“It Takes a Pack” sponsored by Wylie ISD
Recently, Wylie High asked its students to anonymously answer three questions: If you could tell your parents something you have done or that you have experienced without repercussions, what would it be? What is something you wish your parents knew? What is something you have dealt with, experienced or are experiencing that you could never tell your parents?

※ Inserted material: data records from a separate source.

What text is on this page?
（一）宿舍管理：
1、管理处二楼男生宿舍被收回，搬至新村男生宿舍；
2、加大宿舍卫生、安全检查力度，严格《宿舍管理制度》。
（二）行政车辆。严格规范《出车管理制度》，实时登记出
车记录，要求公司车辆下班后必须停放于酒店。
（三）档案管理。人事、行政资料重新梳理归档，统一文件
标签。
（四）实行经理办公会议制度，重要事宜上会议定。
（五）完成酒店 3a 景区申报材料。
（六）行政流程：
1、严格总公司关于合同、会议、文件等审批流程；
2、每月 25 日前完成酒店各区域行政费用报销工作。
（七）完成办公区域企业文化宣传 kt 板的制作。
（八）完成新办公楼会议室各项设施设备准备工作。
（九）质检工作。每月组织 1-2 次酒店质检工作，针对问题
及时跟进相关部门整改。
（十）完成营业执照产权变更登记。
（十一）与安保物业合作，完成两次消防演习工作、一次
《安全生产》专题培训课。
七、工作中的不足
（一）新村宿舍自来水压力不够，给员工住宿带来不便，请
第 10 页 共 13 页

Thursday night (2/1) parents can take a crucial look into what their child is up against as a teenager in these modern times and access support on the spot.

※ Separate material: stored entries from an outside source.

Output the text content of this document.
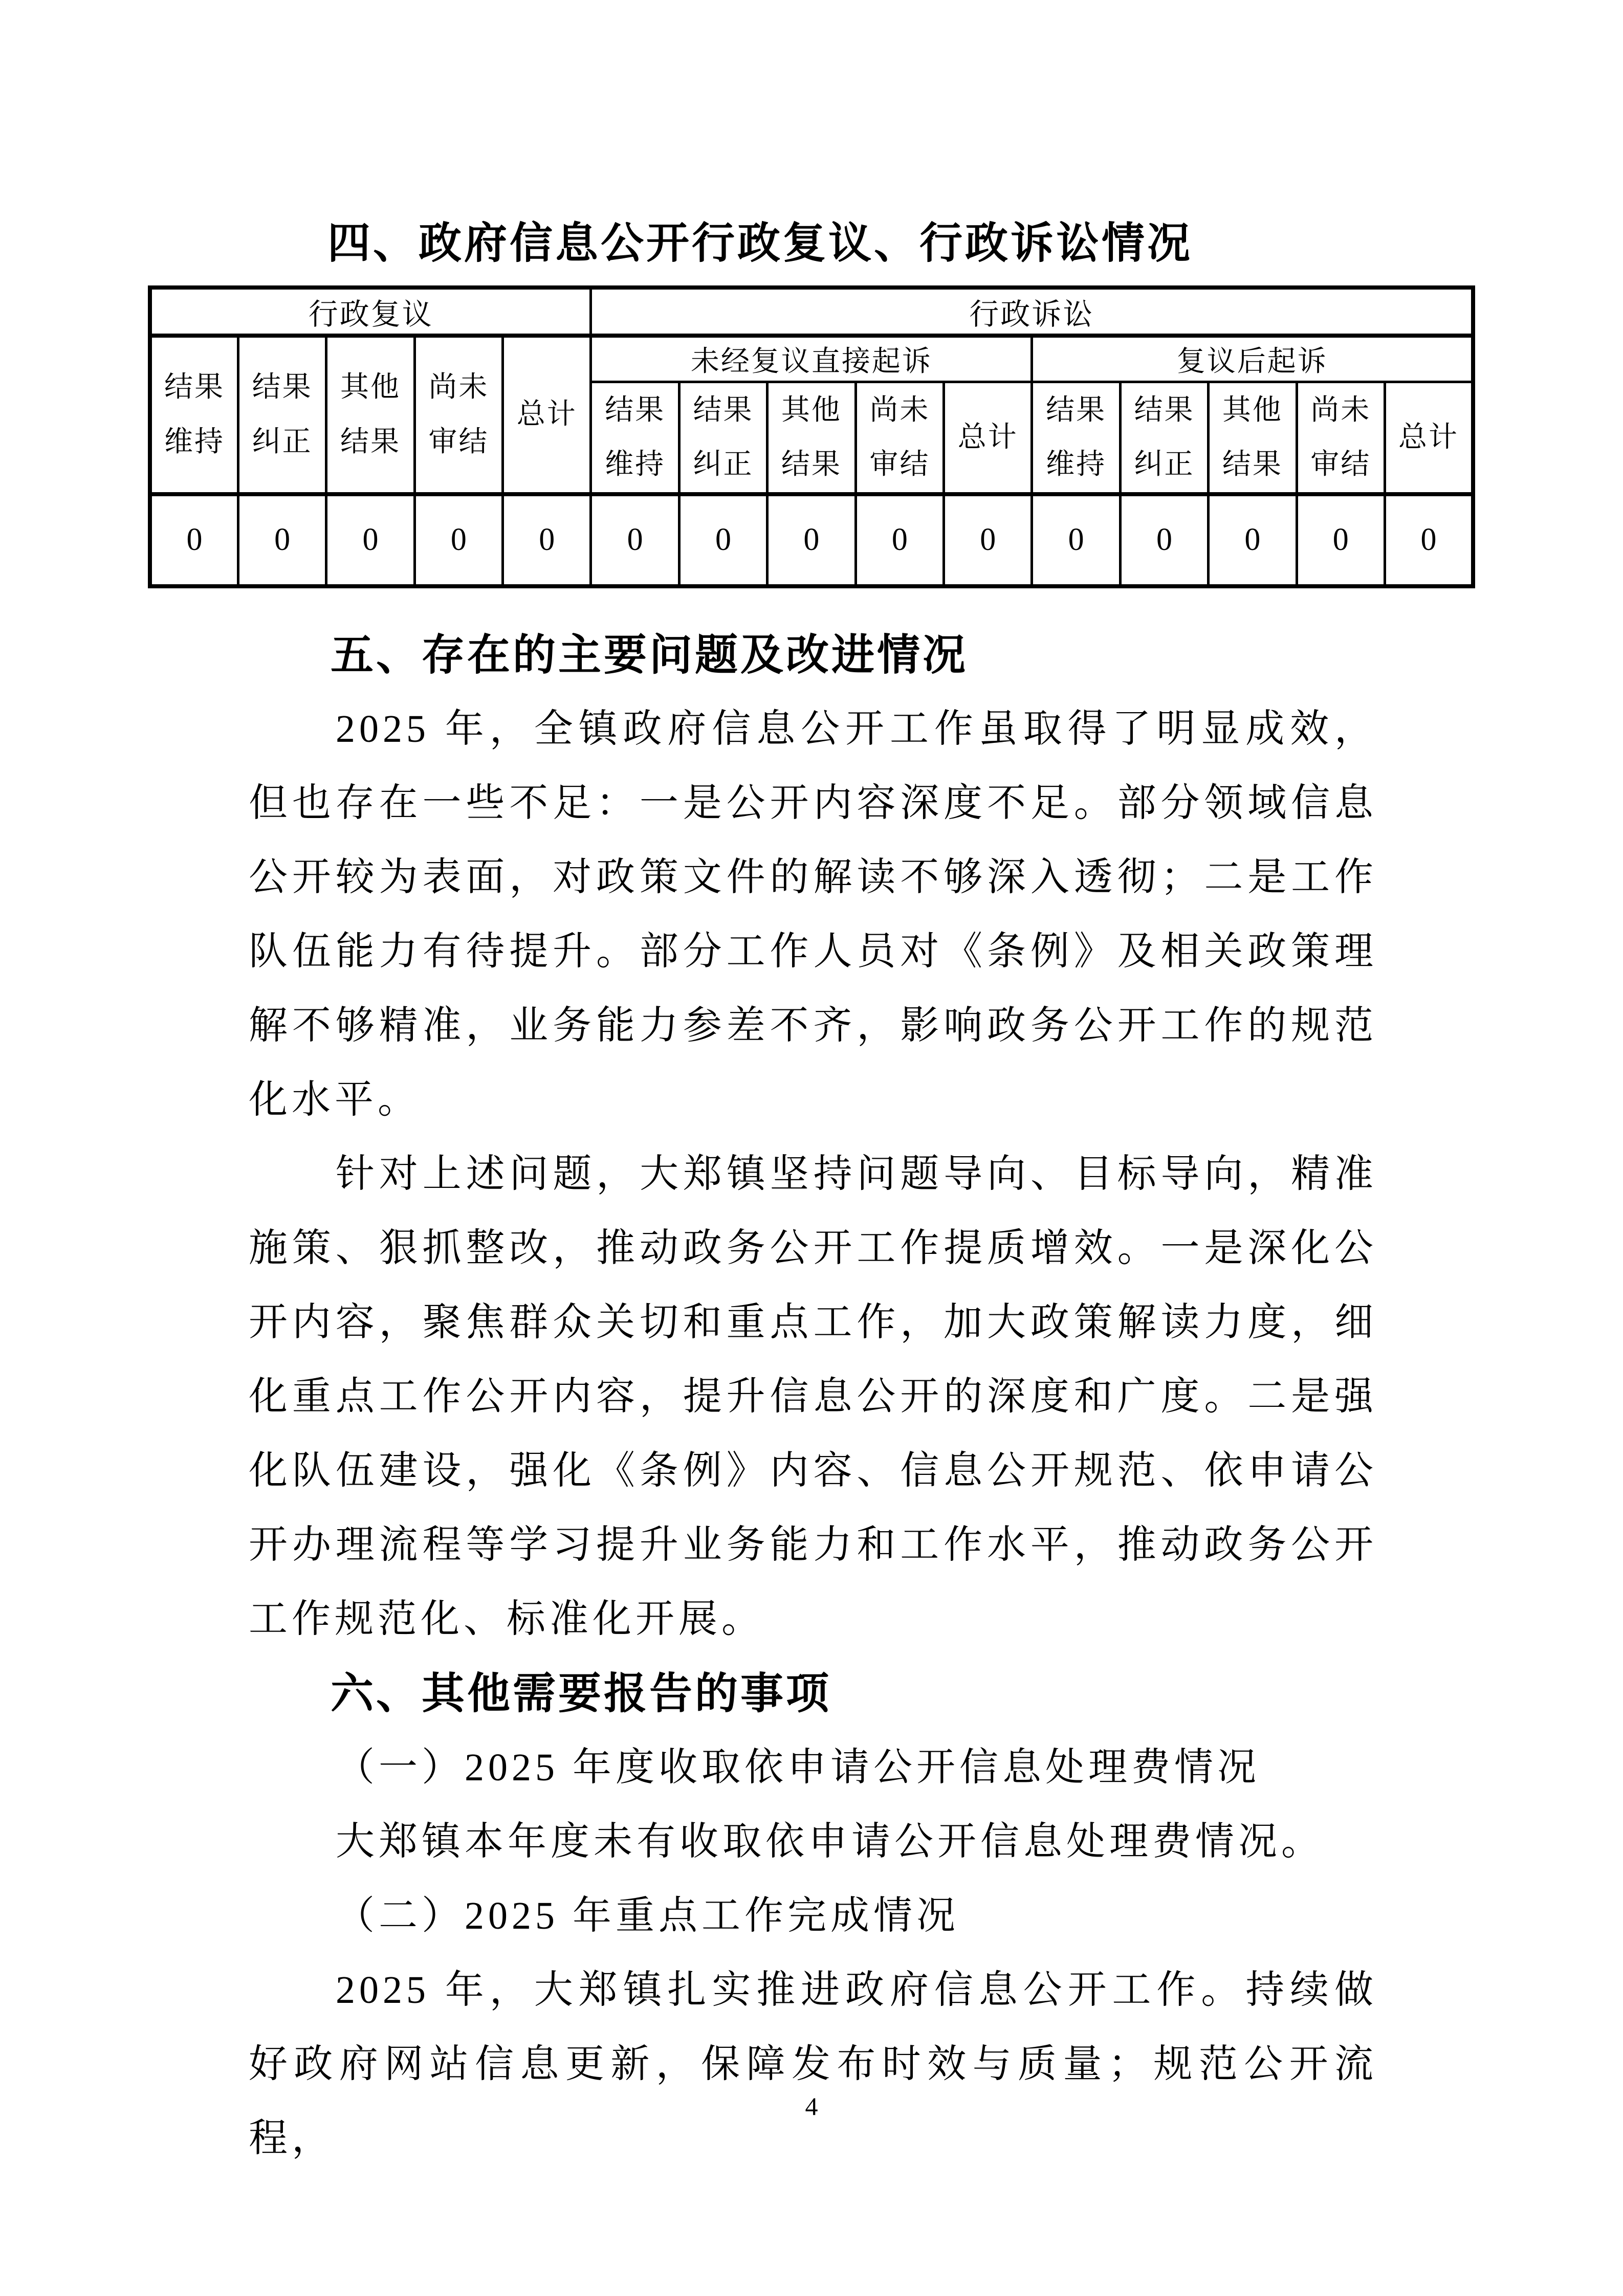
四、政府信息公开行政复议、行政诉讼情况
行政复议					行政诉讼									
结果维持	结果纠正	其他结果	尚未审结	总计	未经复议直接起诉					复议后起诉				
					结果维持	结果纠正	其他结果	尚未审结	总计	结果维持	结果纠正	其他结果	尚未审结	总计
0	0	0	0	0	0	0	0	0	0	0	0	0	0	0
五、存在的主要问题及改进情况

2025 年，全镇政府信息公开工作虽取得了明显成效，但也存在一些不足：一是公开内容深度不足。部分领域信息公开较为表面，对政策文件的解读不够深入透彻；二是工作队伍能力有待提升。部分工作人员对《条例》及相关政策理解不够精准，业务能力参差不齐，影响政务公开工作的规范化水平。

针对上述问题，大郑镇坚持问题导向、目标导向，精准施策、狠抓整改，推动政务公开工作提质增效。一是深化公开内容，聚焦群众关切和重点工作，加大政策解读力度，细化重点工作公开内容，提升信息公开的深度和广度。二是强化队伍建设，强化《条例》内容、信息公开规范、依申请公开办理流程等学习提升业务能力和工作水平，推动政务公开工作规范化、标准化开展。

六、其他需要报告的事项

（一）2025 年度收取依申请公开信息处理费情况

大郑镇本年度未有收取依申请公开信息处理费情况。

（二）2025 年重点工作完成情况

2025 年，大郑镇扎实推进政府信息公开工作。持续做好政府网站信息更新，保障发布时效与质量；规范公开流程，

4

Watch the video, created by Wylie Bulldog Productions — this reenactment by Wylie students of issues anonymously submitted by their peers is a stark reality of what students face daily, many of which we as adults didn’t face at this age or are just unaware of. “It Takes a Pack”– Wylie High School (youtube.com)
The “It Takes a Pack” event, sponsored by Wylie ISD, will take place from 5:30-8:30 p.m. and is open to parents of students in grades 6-12. Childcare for younger siblings will be provided so parents can freely concentrate on topics such as mental health, dating violence, fentanyl and drug awareness, human trafficking, and social media awareness – subjects that ANY teenager can be impacted by directly or indirectly said principal for Wylie High School Reagan Berry.
“The unfortunate situations that walk through our halls do not discriminate and can reach any one of our students regardless of class, race, friend group, or gender,” says Berry. “We’re so grateful that many of our students have not been affected, but for even one to be impacted is too many. Adults in our students’ lives should be educated, aware, vigilant, and willing to work together for our kids.”
This event has been created just for that purpose. Parents will be given access to the professionals and resources they need, but don’t always have on-hand, to be prepared for the difficult challenges teens face today. “We have partnered with Abilene Police Department, the Child Advocacy Center, Mentors Care, Betty Hardwick, Noah Project, Serenity House, and other local non-profits,” says Berry.